Some years are better than others and let’s just say I’m looking forward to good things in 2018!
I spent the last few days after Christmas taking down all the Christmas decor. The house seems so empty now.
We’re staying home tonight and watching football. That is totally okay with me. I’m wearing champagne-motif PJs that I got from Target a couple of years ago.
I decorated the bar and we’ll celebrate the new year sipping champagne.
All my Christmas trees are down and out of the house because Mama always said it’s bad luck to have the Christmas trees up on New Year’s Day. Following Mama’s other traditions, I hope I don’t forget to open the doors at midnight to let the old year out and the new year in. Also, tomorrow I won’t be washing clothes or taking out the garbage because that’s bad luck.

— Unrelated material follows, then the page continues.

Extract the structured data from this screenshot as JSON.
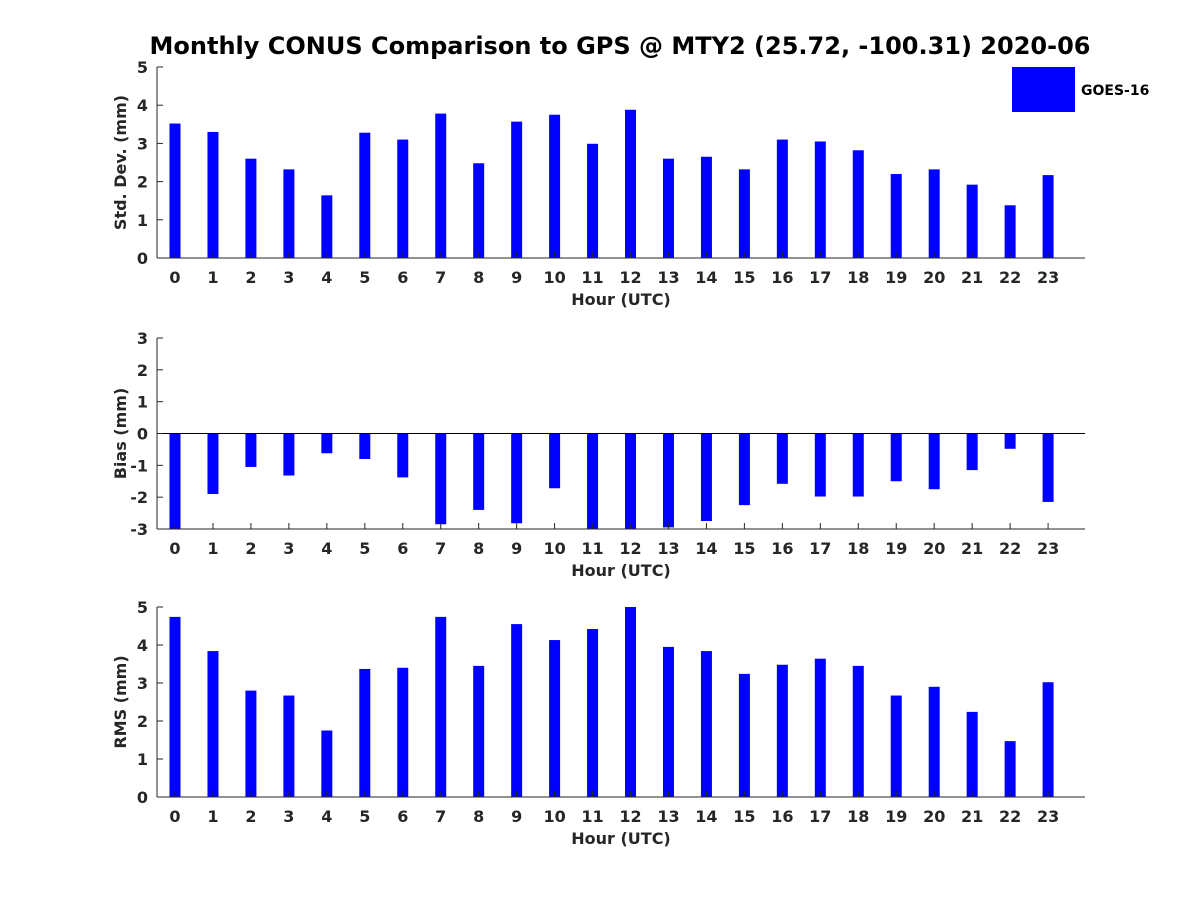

Southerners are very superstitious about what they eat on New Year’s Day. I was always told not to eat chicken on New Year’s Day or I would experience financial difficulties in the new year. Pork, black-eye peas, greens, and cornbread are a must if you want good luck in the new year! This is a little history about these “lucky” foods.

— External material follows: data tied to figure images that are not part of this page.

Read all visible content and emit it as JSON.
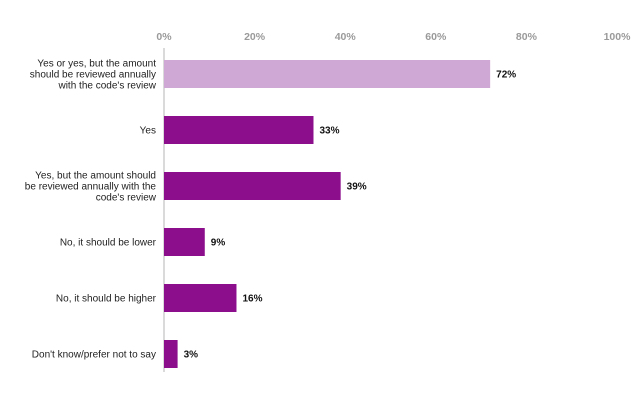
{
  "chart_data": {
    "type": "bar",
    "orientation": "horizontal",
    "categories": [
      [
        "Yes or yes, but the amount",
        "should be reviewed annually",
        "with the code's review"
      ],
      [
        "Yes"
      ],
      [
        "Yes, but the amount should",
        "be reviewed annually with the",
        "code's review"
      ],
      [
        "No, it should be lower"
      ],
      [
        "No, it should be higher"
      ],
      [
        "Don't know/prefer not to say"
      ]
    ],
    "values": [
      72,
      33,
      39,
      9,
      16,
      3
    ],
    "value_labels": [
      "72%",
      "33%",
      "39%",
      "9%",
      "16%",
      "3%"
    ],
    "xlim": [
      0,
      100
    ],
    "xticks": [
      0,
      20,
      40,
      60,
      80,
      100
    ],
    "xtick_labels": [
      "0%",
      "20%",
      "40%",
      "60%",
      "80%",
      "100%"
    ],
    "axis_position": "top",
    "grid": false,
    "colors": [
      "#cfa8d6",
      "#8c0e8c",
      "#8c0e8c",
      "#8c0e8c",
      "#8c0e8c",
      "#8c0e8c"
    ]
  }
}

The tradition of eating black-eye peas dates back to the Civil War. When General William T. Sherman led his Union troops on their destructive march through the South, the fields of black-eye peas were left untouched because they were deemed fit for only animals. As a result, the humble yet nourishing black-eye pea saved surviving Confederates from starvation. The peas are said to represent coins. More coins, more Starbucks!

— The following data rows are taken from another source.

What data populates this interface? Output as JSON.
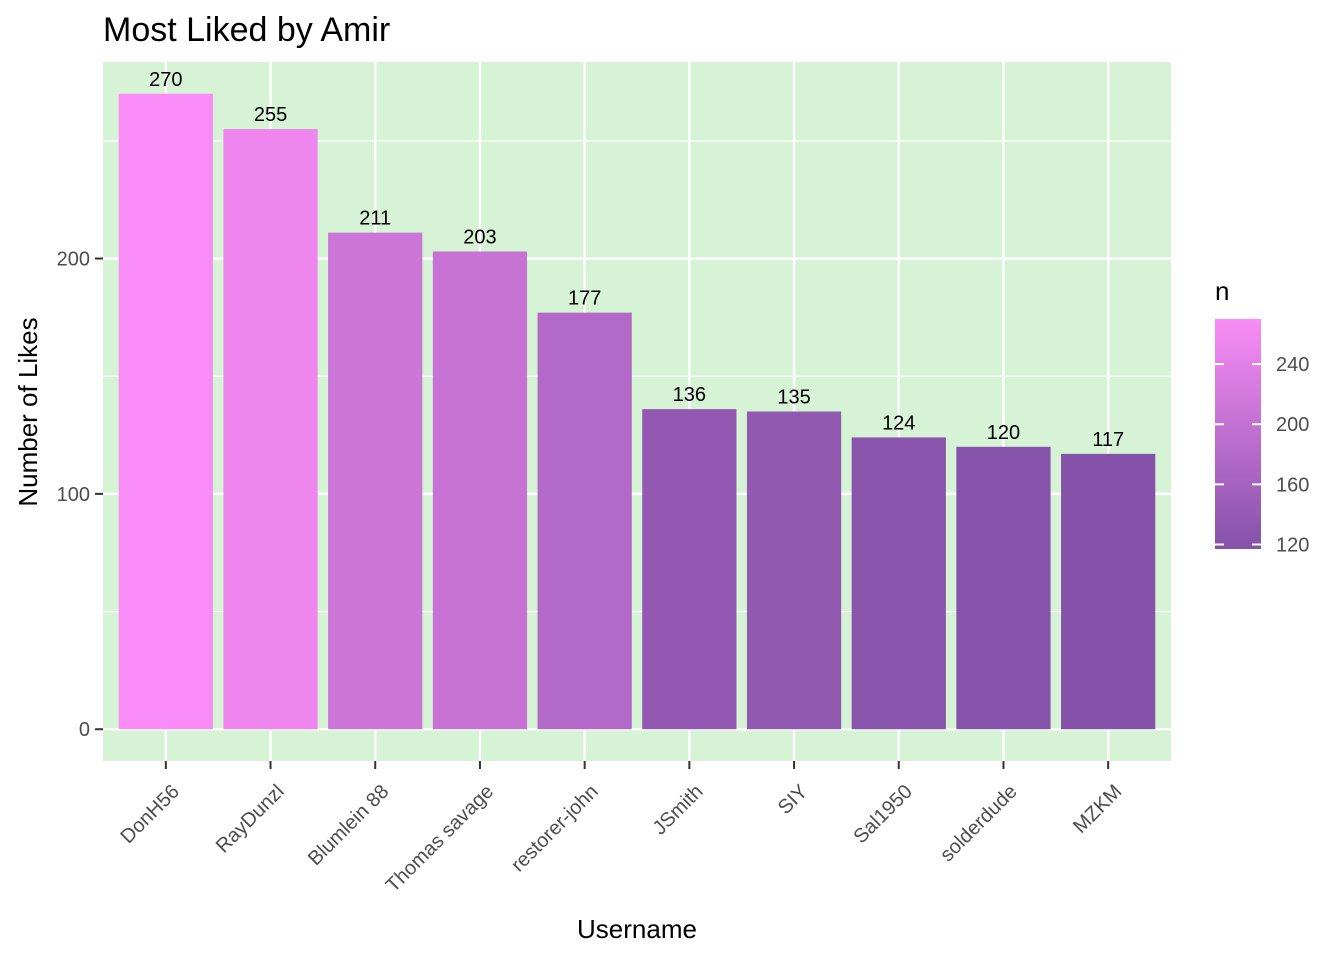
{
  "chart_data": {
    "type": "bar",
    "title": "Most Liked by Amir",
    "xlabel": "Username",
    "ylabel": "Number of Likes",
    "categories": [
      "DonH56",
      "RayDunzl",
      "Blumlein 88",
      "Thomas savage",
      "restorer-john",
      "JSmith",
      "SIY",
      "Sal1950",
      "solderdude",
      "MZKM"
    ],
    "values": [
      270,
      255,
      211,
      203,
      177,
      136,
      135,
      124,
      120,
      117
    ],
    "data_labels": [
      "270",
      "255",
      "211",
      "203",
      "177",
      "136",
      "135",
      "124",
      "120",
      "117"
    ],
    "ylim": [
      -13.5,
      283.5
    ],
    "y_ticks": [
      0,
      100,
      200
    ],
    "y_tick_labels": [
      "0",
      "100",
      "200"
    ],
    "grid": true,
    "panel_background": "#d6f3d6",
    "legend": {
      "title": "n",
      "placement": "right",
      "range": [
        117,
        270
      ],
      "ticks": [
        120,
        160,
        200,
        240
      ],
      "tick_labels": [
        "120",
        "160",
        "200",
        "240"
      ],
      "color_low": "#8452a8",
      "color_high": "#f98cf6"
    }
  }
}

Greens represent wealth and paper money, as they are flat and green like U.S. currency. Any greens will do, but in the South the most popular are collards, mustard greens, turnip greens, and cabbage. I’m having lots of turnip greens and hopefully some extra paper money will come my way!
Throughout history, owning pigs and livestock was a symbol of prosperity, so today pork is eaten in the hopes of prosperity and a bountiful harvest in the coming year. Pigs are also a symbol of progressing into the year ahead since they move forward using their snout to root for food. Here’s to hoping the Honeybaked Ham I’m having will bring prosperity.
Cornbread symbolizes gold and is used for soaking up the pot likker from the greens. When wheat was a rarity in the South, Southerners made cornbread as a regular meal staple. I love cornbread with my New Year’s Day meal...going for the gold!
Happy New Year to everyone and wishing you good health, happiness, and prosperity!